Na ruim 24 jaar zal Bikini Kills debuut
voor het eerst in een andere vorm dan op cassette verkrijgbaar zijn.
Via hun eigen label verzorgen de Riot Grrrlboegbeelden immers een
heruitgave van 'Revolution girl style now' die je je vanaf eind
september ook digitaal, op plaat en op cd kan aanschaffen.
Naast onder andere 'Feels blind', 'Suck
my left one' en 'Carnival' vonden ook 3 tot nog toe onuitgegeven
nummers hun weg naar de plaat waardoor het totaal aantal songs op 11
komt.
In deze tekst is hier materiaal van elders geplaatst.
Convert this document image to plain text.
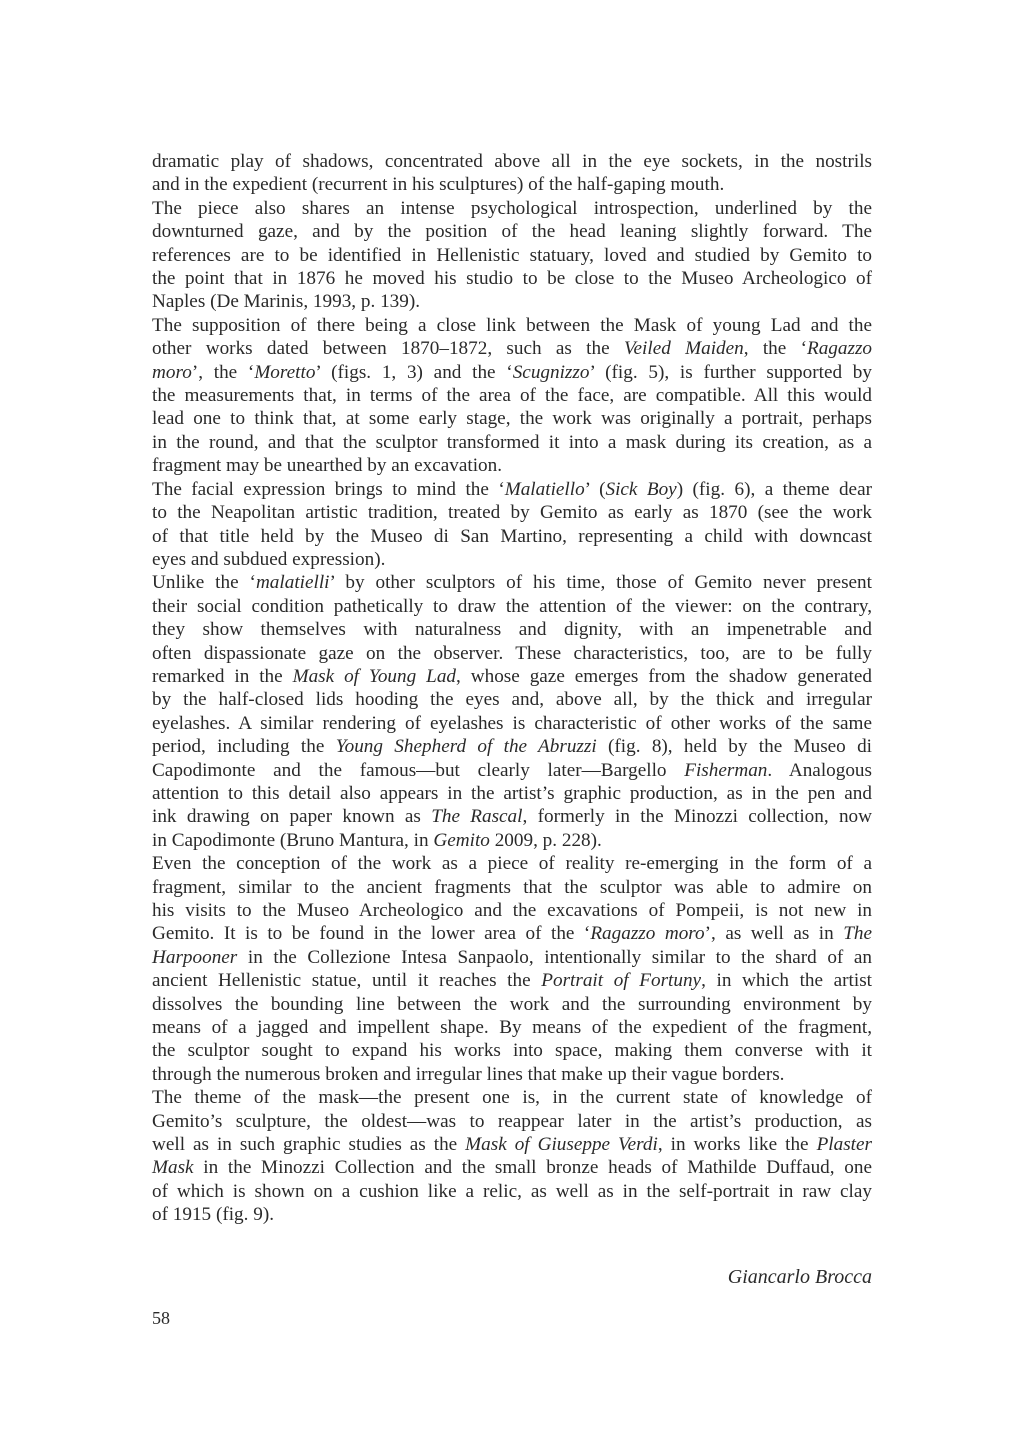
dramatic play of shadows, concentrated above all in the eye sockets, in the nostrils
and in the expedient (recurrent in his sculptures) of the half-gaping mouth.

The piece also shares an intense psychological introspection, underlined by the
downturned gaze, and by the position of the head leaning slightly forward. The
references are to be identified in Hellenistic statuary, loved and studied by Gemito to
the point that in 1876 he moved his studio to be close to the Museo Archeologico of
Naples (De Marinis, 1993, p. 139).

The supposition of there being a close link between the Mask of young Lad and the
other works dated between 1870–1872, such as the Veiled Maiden, the ‘Ragazzo
moro’, the ‘Moretto’ (figs. 1, 3) and the ‘Scugnizzo’ (fig. 5), is further supported by
the measurements that, in terms of the area of the face, are compatible. All this would
lead one to think that, at some early stage, the work was originally a portrait, perhaps
in the round, and that the sculptor transformed it into a mask during its creation, as a
fragment may be unearthed by an excavation.

The facial expression brings to mind the ‘Malatiello’ (Sick Boy) (fig. 6), a theme dear
to the Neapolitan artistic tradition, treated by Gemito as early as 1870 (see the work
of that title held by the Museo di San Martino, representing a child with downcast
eyes and subdued expression).

Unlike the ‘malatielli’ by other sculptors of his time, those of Gemito never present
their social condition pathetically to draw the attention of the viewer: on the contrary,
they show themselves with naturalness and dignity, with an impenetrable and
often dispassionate gaze on the observer. These characteristics, too, are to be fully
remarked in the Mask of Young Lad, whose gaze emerges from the shadow generated
by the half-closed lids hooding the eyes and, above all, by the thick and irregular
eyelashes. A similar rendering of eyelashes is characteristic of other works of the same
period, including the Young Shepherd of the Abruzzi (fig. 8), held by the Museo di
Capodimonte and the famous—but clearly later—Bargello Fisherman. Analogous
attention to this detail also appears in the artist’s graphic production, as in the pen and
ink drawing on paper known as The Rascal, formerly in the Minozzi collection, now
in Capodimonte (Bruno Mantura, in Gemito 2009, p. 228).

Even the conception of the work as a piece of reality re-emerging in the form of a
fragment, similar to the ancient fragments that the sculptor was able to admire on
his visits to the Museo Archeologico and the excavations of Pompeii, is not new in
Gemito. It is to be found in the lower area of the ‘Ragazzo moro’, as well as in The
Harpooner in the Collezione Intesa Sanpaolo, intentionally similar to the shard of an
ancient Hellenistic statue, until it reaches the Portrait of Fortuny, in which the artist
dissolves the bounding line between the work and the surrounding environment by
means of a jagged and impellent shape. By means of the expedient of the fragment,
the sculptor sought to expand his works into space, making them converse with it
through the numerous broken and irregular lines that make up their vague borders.

The theme of the mask—the present one is, in the current state of knowledge of
Gemito’s sculpture, the oldest—was to reappear later in the artist’s production, as
well as in such graphic studies as the Mask of Giuseppe Verdi, in works like the Plaster
Mask in the Minozzi Collection and the small bronze heads of Mathilde Duffaud, one
of which is shown on a cushion like a relic, as well as in the self-portrait in raw clay
of 1915 (fig. 9).

Giancarlo Brocca
58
De originele opnames krijgen een nieuwe mix (en mastering),
maar aangezien het studiowerk uitbesteed werd aan Fugazi’s Guy
Picciotto kan je er gerust op vertrouwen dat het album geenszins al
te proper uit zal draaien en dat de originele rauwe kracht misschien
zelfs beter tot zijn recht zal komen.
Daarnaast worden Kathleen Hanna en
Kathi Wilcox sinds een tijd met hun huidige band The Julie Ruin
geregeld in de studio gespot, waardoor ook vanuit die hoek als het even meezit
dit najaar nog wel een release te verwachten valt.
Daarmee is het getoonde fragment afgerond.